A Web Based Data Capture (WBDC) system will be used for data collection and query handling. The investigator will ensure that data are recorded on the eCRFs as specified in the study protocol and in accordance with the instructions provided.

The investigator ensures the accuracy, completeness, and timeliness of the data recorded and of the provision of answers to data queries according to the Clinical Study Agreement. The investigator will sign the completed eCRFs.
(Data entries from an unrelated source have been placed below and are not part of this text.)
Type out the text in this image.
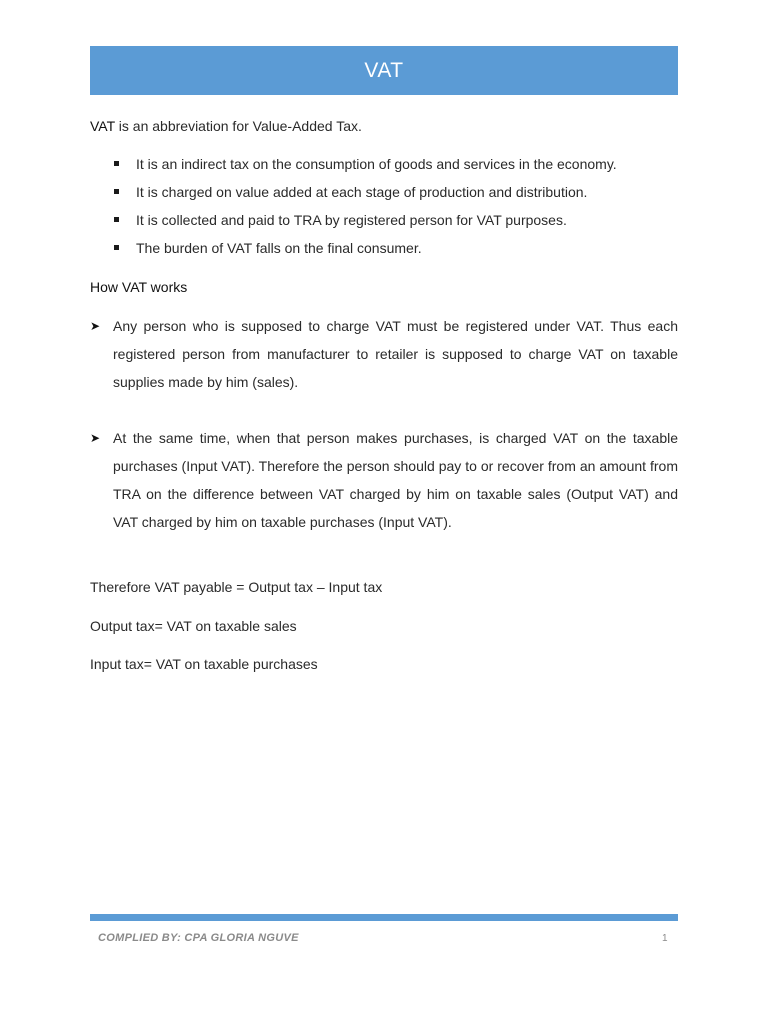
VAT

VAT is an abbreviation for Value-Added Tax.

It is an indirect tax on the consumption of goods and services in the economy.
It is charged on value added at each stage of production and distribution.
It is collected and paid to TRA by registered person for VAT purposes.
The burden of VAT falls on the final consumer.

How VAT works

➤ Any person who is supposed to charge VAT must be registered under VAT. Thus each registered person from manufacturer to retailer is supposed to charge VAT on taxable supplies made by him (sales).
➤ At the same time, when that person makes purchases, is charged VAT on the taxable purchases (Input VAT). Therefore the person should pay to or recover from an amount from TRA on the difference between VAT charged by him on taxable sales (Output VAT) and VAT charged by him on taxable purchases (Input VAT).

Therefore VAT payable = Output tax – Input tax

Output tax= VAT on taxable sales

Input tax= VAT on taxable purchases

COMPLIED BY: CPA GLORIA NGUVE	1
A copy of the completed eCRFs will be archived at the study site.

Withdrawal from study

The reasons for why a patient may discontinue to participate to the study or interrupt the treatment include the following circumstances:

Disease progression

Need to initiate another anti-tumor treatment, including radiotherapy

Unacceptable toxicity, not compatible with study treatment

Patient's decision (the data already collected during the search can be kept and exploited unless the patient opposes it)

Intercurrent illness or other reason that requires stopping treatment of the study

Patient lost to view

Investigator's decision.

Any patient who prematurely withdraws from the study treatment only will continue to be followed, unless he/she withdraws from the study.

Discussion

Currently, no trials have investigated the impact of neoadjuvant immunotherapy in combination with chemotherapy for resectable gastric or GEJ adenocarcinoma. Nevertheless, some studies suggest a change in the tumor immune micro-environment following neoadjuvant chemotherapy in locally advanced gastric cancer, with an increased expression of immune markers. Thus; tumor samples, before and after neoadjuvant chemotherapy, of 60 patients with locally advanced gastric cancer were retrospectively identified and analyzed by multiplex immunohistochemistry, with a panel including PD-1 and PD-L1 [19]: following neoadjuvant chemotherapy, the overall median expression levels of PD1 and PD-L1 were significantly increased; moreover, high upregulation levels of these checkpoint molecules were correlated with survival benefits.

All these data are encouraging in the use of immunotherapy in combination with perioperative chemotherapy, with the aim of improving treatment efficacy and survival outcomes. In this context, we propose a non-randomized phase 2 study to assess the efficacy and safety of Spartalizumab in combination with the FLOT regimen as perioperative treatment for resectable gastric or GEJ adenocarcinoma.